Говорить больше было не о чем. Я благоразумно отказалась от чая, заваренного, видимо, несколько раз, сославшись на занятость: вечером иду в ресторан, день рождения все-таки, — и понеслась по коридору подальше ото всего мною увиденного. Думала, что успею выйти из общежития, не успела, слезы нагнали меня на лестнице, около стойки дежурной я оказалась уже зареванной, сердобольная тетка выплыла с рабочего места и встала передо мной монументом:
— Ну, будет, будет. Жаль, конечно, девку, видно, хорошая была, красивая. Только держать себя надо по-другому. Замуж-то, видать, уже беременная вышла: по животу вижу, срок она скрывает, ей уже давно в декретном быть пора. И думаю, что не от Сергея. Ее другой мужик с работы провожает, молодой, красивый, Сергею до него, как до луны пешком, вон до тех берез дойдут (тетка показала через окно на маленькую рощицу, притаившуюся между домами), там постоят-постоят, потом она домой идет. Думает, наверное, что никто и ничего не видит, а люди-то видят все. Что ты на меня так смотришь? Я жизнь прожила, обмануть сложно. Ты только Людочке ничего не говори, я ведь тебе как своей…
Я еще долго переваривала услышанное, не понимая и не принимая, но когда в конце сентября мама сказала мне, что Люся родила мальчика на месяц раньше, чем рассказывала всем тетя Рая, то не удивилась. Подумала только, что же теперь скажет многоумная Ирина Михайловна своему придурковатому сыну, или вообще ничего говорить не нужно, потому что он не умеет считать?
Да и некогда мне было заниматься Люсиными темными делами: я никак не могла определиться с темой курсовой, впереди была медиана и жесткая сессия, мне катастрофически перестал нравиться парень, с которым я встречалась почти два года, — не до Люськи с ее мексиканскими страстями.
Перед Новым годом, кукуя в бесконечной очереди за майонезом, я увидела в соседнем отделе Белку, стоящую в такой же потной очереди за зеленым горошком. Получив вожделенные банки (по две — в одни руки!), я перехватила Бэллу, и та, пышущая счастьем и здоровьем, сразу же, без необходимых приседаний, начала рассказывать о своей чудесной жизни с покорным мужем:
— Ритка, я такая счастливая. Даже не думала, что можно быть такой счастливой, что можно жить вот так.
Я все пыталась выспросить Белку об учебе, но она только смеялась:
— Да какая учеба, Ритка, мне полгода всего осталось, считай, я уже закончила. Но я такая счастливая.

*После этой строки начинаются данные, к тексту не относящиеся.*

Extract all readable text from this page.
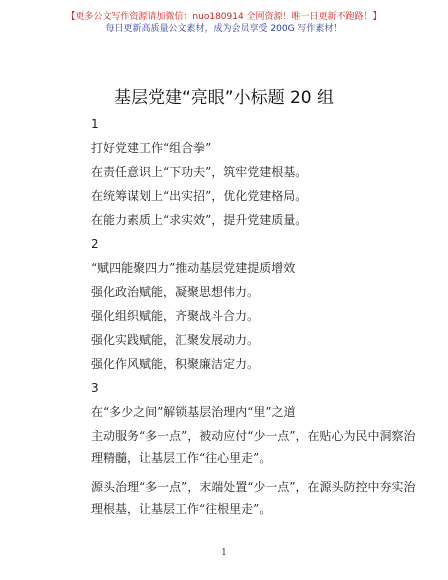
【更多公文写作资源请加微信：nuo180914 全网资源！唯一日更新不跑路！】
每日更新高质量公文素材，成为会员享受 200G 写作素材！
基层党建“亮眼”小标题 20 组

1

打好党建工作“组合拳”

在责任意识上“下功夫”，筑牢党建根基。

在统筹谋划上“出实招”，优化党建格局。

在能力素质上“求实效”，提升党建质量。

2

“赋四能聚四力”推动基层党建提质增效

强化政治赋能，凝聚思想伟力。

强化组织赋能，齐聚战斗合力。

强化实践赋能，汇聚发展动力。

强化作风赋能，积聚廉洁定力。

3

在“多少之间”解锁基层治理内“里”之道

主动服务“多一点”，被动应付“少一点”，在贴心为民中洞察治理精髓，让基层工作“往心里走”。

源头治理“多一点”，末端处置“少一点”，在源头防控中夯实治理根基，让基层工作“往根里走”。

1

Одно только огорчало Белку в ее налаженной жизни:
— Рита, нет детей. Полтора года живем, а никого нет.
— Бэлла, вы еще учитесь. Кто будет содержать ребенка?
— Да все те же, кто сейчас содержит: родители! Там такое дело: у Жорки бабка старая совсем, капризная жуть, ей сильно хочется увидеть правнуков. Жоркин отец на все готов, лишь бы матери угодить. Они уже и так намекают, и этак, а мы с Жоркой делаем вид, что ничего не понимаем, а на самом деле просто ничего не получается.
— Значит, у бабки есть стимул жить дальше.
Белка расхохоталась и полетела к своему счастливому мужу, а я поспешила домой с банками майонеза.
Наверное, этот год не мог закончиться просто так, и в самый последний его день, возвращаясь домой после сданного экзамена и поспешив к автобусу, я чуть не сбила с ног девушку. Извинившись, я побежала дальше, но неожиданно для себя оглянулась и окликнула: Лена?
Девушка тоже оглянулась,
Это была Леночка, но у нее, видимо, что-то случилось: волосы безвольно свисали из-под шапочки, глаза не накрашены и припухли. Информацией она поделилась тут же:
— Папа умер. Он такой молодой еще.
— Мне так жаль, Лена… Сочувствую тебе.
Но Леночке мало было моего сочувствия, ей нужно было поделиться. Смирившись с судьбой, я поплелась за Ленкой в ближайшее кафе и выслушала грустную историю жизни и смерти партийного функционера:
— Рита, она постоянно придиралась к отцу, ей все было мало, там уже квартира треснула от ее тряпок, от обуви, от шуб, а ей все мало. И всем ее родственникам. Это же кошмар: дверь не закрывается, родственники изо всех деревень валом валят, тому в областную больницу, этому по магазинам нужно прошвырнуться, третьему — поступить Бог знает куда, и все — к нам, как будто нет гостиниц. Все годы — проходной двор.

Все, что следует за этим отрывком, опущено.